WASHINGTON – In a highly anticipated decision, the Federal Reserve chose to maintain its benchmark interest rate at its current range of 4.25%-4.5% during its latest policy meeting. However, officials indicated that rate reductions are still expected later this year.
Fed’s Economic Outlook and Interest Rate Projections
With concerns over the impact of tariffs on an already slowing economy, the Federal Open Market Committee (FOMC) opted to keep borrowing rates unchanged. Markets had widely predicted no immediate changes during this week’s meeting.
Despite economic uncertainties, the Fed projects a total of 0.5% in rate cuts through 2025, which translates to two quarter-point reductions. The latest dot plot suggests a slightly more hawkish stance, with four officials now seeing no rate cuts in 2025, up from just one in December 2024.

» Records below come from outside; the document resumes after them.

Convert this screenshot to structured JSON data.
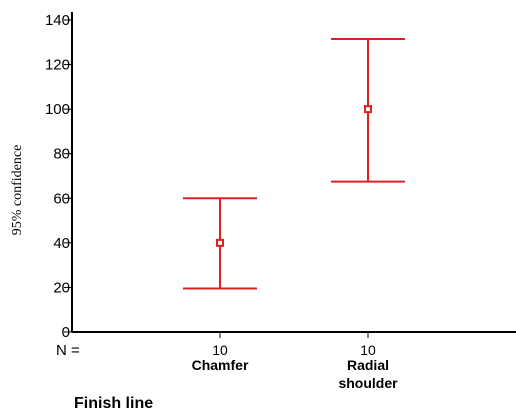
{
  "chart_data": {
    "type": "errorbar",
    "ylabel": "95% confidence",
    "xlabel": "Finish line",
    "n_label": "N =",
    "ylim": [
      0,
      140
    ],
    "yticks": [
      "0",
      "20",
      "40",
      "60",
      "80",
      "100",
      "120",
      "140"
    ],
    "grid": false,
    "color": "#e02020",
    "categories": [
      {
        "label": [
          "Chamfer"
        ],
        "n": "10",
        "mean": 40,
        "lower": 19.5,
        "upper": 60
      },
      {
        "label": [
          "Radial",
          "shoulder"
        ],
        "n": "10",
        "mean": 100,
        "lower": 67.5,
        "upper": 131.5
      }
    ]
  }
}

Alongside its interest rate decision, the Fed revised its economic projections, forecasting 1.7% GDP growth for 2025—0.4% lower than its previous estimate. Inflation is now expected to rise at an annual pace of 2.8%, reflecting a 0.3 percentage point increase from earlier predictions.
Adjustments to the Fed’s Balance Sheet Strategy
In addition to rate policy, the Fed announced a slowdown in its quantitative tightening (QT) program, further scaling back bond reductions. Moving forward, only $5 billion in Treasury proceeds will be allowed to roll off per month, down from the previous $25 billion cap. Meanwhile, the $35 billion limit on mortgage-backed securities remains unchanged.
Fed Governor Christopher Waller was the sole dissenting vote, advocating for the QT program to continue at its prior pace, despite agreeing to hold rates steady.
Market and Economic Reactions
The Fed’s stance comes amid a volatile start to President Donald Trump’s second term, where tariffs on steel, aluminum, and various goods have created market uncertainty. Financial markets have responded cautiously, with major indices fluctuating in and out of correction territory.
Meanwhile, economic indicators show mixed signals. Retail spending in February grew slower than expected, yet consumer confidence remains resilient. The labor market also displayed signs of weakness, as nonfarm payrolls expanded at a slower pace and a broad measure of unemployment hit its highest level since October 2021.
Despite these challenges, Bank of America CEO Brian Moynihan remains optimistic, stating that consumer spending remains strong, with BofA economists forecasting 2% GDP growth in 2025.
As the Fed monitors evolving economic conditions, investors and policymakers alike will be watching closely for any further adjustments to monetary policy and tariff-related developments.